Mariusz Kamiński zauważa także, że obecna sytuacja stwarza również zagrożenie dla samego Łukaszenki.
– Mamy informacje zarówno ze źródeł wywiadowczych, jak i dyplomatycznych, że zwykli Białorusini są coraz bardziej zdezorientowani i zaniepokojeni tym, co się dzieje. Wieczorami widują w parkach, na głównych ulicach swoich miast setki przybyszów z Azji, Afryki.


W artykule „O co ta bitwa” Konrad Kołodziejski komentuje ostatnie wydarzenia związane z kopalnią w Turowie. Zaznacza, że… za sprawą skargi Czechów do Trybunału Sprawiedliwości UE lokalny spór o kopalnię w Turowie przekształcił się w konflikt o zasięgu unijnym, stało się jasne, że czeka nas kolejna ciężka bitwa z Unią. Czesi dali bowiem unijnym liberałom doskonały pretekst do uderzenia w znienawidzony konserwatywny rząd PiS.
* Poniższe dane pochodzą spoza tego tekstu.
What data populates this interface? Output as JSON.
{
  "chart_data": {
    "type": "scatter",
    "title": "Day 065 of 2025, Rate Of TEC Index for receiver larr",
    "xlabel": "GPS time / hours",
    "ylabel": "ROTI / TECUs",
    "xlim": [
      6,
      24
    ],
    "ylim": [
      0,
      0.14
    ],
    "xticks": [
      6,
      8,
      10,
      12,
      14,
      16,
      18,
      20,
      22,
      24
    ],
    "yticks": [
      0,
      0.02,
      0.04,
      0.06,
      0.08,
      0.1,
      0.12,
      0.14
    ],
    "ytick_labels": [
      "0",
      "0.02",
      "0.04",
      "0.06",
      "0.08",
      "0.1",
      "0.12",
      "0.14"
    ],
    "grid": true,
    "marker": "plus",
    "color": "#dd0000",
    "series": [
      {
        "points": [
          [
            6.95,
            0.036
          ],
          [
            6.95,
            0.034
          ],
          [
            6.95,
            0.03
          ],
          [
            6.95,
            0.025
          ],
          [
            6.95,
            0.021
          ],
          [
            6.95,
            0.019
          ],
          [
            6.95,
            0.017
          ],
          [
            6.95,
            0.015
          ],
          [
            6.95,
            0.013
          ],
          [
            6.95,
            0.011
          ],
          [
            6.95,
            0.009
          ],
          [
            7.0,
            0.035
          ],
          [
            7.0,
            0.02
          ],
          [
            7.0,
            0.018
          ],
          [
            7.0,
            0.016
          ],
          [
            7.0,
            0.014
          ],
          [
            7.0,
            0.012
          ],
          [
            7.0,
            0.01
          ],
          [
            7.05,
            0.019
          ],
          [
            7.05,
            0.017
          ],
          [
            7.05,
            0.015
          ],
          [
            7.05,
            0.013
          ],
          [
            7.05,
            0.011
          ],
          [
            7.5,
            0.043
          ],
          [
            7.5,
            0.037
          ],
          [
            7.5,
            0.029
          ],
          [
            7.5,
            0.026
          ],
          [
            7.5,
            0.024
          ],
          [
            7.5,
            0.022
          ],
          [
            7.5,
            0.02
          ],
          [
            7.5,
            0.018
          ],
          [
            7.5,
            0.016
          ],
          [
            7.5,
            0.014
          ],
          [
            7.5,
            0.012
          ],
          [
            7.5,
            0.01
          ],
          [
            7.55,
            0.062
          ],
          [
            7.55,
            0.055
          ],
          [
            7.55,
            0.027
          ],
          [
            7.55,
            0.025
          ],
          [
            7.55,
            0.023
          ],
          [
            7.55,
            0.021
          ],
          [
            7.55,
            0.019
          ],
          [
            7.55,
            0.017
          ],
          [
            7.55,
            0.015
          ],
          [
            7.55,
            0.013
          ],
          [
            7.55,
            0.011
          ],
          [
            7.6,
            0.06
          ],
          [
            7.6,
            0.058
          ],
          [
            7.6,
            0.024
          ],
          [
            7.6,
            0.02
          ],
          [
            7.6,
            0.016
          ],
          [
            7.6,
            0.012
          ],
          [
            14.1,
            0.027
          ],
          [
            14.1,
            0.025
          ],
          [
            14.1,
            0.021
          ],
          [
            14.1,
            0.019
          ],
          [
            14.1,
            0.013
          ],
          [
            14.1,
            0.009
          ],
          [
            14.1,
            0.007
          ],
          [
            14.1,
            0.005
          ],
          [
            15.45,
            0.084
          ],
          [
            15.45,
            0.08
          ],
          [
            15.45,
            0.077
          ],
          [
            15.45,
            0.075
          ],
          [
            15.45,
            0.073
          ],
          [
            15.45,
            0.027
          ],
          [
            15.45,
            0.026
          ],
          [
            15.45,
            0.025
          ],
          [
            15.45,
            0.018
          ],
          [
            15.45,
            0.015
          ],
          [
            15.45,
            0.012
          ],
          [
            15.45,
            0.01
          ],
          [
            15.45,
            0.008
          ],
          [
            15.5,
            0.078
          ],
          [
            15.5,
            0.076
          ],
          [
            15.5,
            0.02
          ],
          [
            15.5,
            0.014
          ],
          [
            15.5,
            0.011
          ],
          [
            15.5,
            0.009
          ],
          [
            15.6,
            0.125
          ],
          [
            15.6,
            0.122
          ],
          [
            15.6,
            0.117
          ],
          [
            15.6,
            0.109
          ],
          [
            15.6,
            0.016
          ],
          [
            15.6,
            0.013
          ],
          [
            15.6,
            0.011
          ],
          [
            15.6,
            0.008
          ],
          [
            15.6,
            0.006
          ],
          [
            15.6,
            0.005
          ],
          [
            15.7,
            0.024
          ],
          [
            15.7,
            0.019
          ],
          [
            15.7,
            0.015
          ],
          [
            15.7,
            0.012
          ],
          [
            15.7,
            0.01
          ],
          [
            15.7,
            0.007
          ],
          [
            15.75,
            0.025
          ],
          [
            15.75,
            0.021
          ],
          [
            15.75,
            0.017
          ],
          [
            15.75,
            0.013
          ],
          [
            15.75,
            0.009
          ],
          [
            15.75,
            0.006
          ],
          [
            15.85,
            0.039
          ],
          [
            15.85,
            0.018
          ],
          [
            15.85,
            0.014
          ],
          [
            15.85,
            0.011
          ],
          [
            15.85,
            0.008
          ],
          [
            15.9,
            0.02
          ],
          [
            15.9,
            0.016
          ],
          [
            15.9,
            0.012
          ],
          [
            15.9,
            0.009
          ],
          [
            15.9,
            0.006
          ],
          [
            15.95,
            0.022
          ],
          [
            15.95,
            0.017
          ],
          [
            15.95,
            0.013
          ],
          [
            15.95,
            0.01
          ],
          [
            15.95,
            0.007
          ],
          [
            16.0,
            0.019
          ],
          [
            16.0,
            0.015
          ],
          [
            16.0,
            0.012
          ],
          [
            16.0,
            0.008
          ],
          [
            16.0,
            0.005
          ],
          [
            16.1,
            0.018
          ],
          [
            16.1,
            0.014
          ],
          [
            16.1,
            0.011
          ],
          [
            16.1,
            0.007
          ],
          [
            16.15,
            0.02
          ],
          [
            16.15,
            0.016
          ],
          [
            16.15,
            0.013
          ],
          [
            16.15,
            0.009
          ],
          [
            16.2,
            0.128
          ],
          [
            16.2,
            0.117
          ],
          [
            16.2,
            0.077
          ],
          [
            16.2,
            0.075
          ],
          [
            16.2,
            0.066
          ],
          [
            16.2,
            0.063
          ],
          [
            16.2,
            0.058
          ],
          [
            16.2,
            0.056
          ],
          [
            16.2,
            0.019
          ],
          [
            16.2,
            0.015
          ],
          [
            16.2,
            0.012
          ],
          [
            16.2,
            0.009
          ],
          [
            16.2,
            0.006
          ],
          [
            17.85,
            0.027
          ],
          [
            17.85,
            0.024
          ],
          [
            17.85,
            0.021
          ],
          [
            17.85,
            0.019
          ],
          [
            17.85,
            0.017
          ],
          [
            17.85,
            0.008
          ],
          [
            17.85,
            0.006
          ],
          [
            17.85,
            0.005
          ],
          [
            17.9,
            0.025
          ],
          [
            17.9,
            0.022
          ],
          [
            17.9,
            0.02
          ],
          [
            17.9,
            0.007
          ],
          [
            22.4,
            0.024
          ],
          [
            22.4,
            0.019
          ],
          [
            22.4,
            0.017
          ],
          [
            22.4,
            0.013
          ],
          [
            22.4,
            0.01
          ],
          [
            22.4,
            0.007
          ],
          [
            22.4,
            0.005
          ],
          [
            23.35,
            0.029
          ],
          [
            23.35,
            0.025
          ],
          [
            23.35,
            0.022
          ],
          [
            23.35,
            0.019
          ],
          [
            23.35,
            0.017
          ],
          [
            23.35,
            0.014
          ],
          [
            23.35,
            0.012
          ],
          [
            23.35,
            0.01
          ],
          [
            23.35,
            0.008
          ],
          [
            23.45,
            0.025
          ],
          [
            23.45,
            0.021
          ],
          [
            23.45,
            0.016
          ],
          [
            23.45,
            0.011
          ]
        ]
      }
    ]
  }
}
Autor zauważa: Formalnie chodzi przecież o kwestie ekologiczne, o domniemany negatywny wpływ turowskiej kopalni na poziom wód gruntowych. W rzeczywistości jednak spór ten rozgrywa się na kilku poziomach […]. Nowa unijna polityka klimatyczna zakłada odejście – i to szybkie – od paliw kopalnych, a więc Czesi, domagając się przy pomocy TSUE zamknięcia polskiej kopalni, walczą o własne górnictwo. Z kolei na wyższym, unijnym szczeblu idzie o ograniczenie naszej niezależności energetycznej, a tym samym o zmuszenie Polski do uległości, a być może również o wywołanie pożądanych przez Brukselę zmian politycznych. Na horyzoncie majaczą też wielkie pieniądze, bo jeśli Polska zostanie pokonana w tej „klimatycznej” bitwie, to będzie zmuszona do drogiego importu energii, czego konsekwencją może być finansowy drenaż naszej […] gospodarki.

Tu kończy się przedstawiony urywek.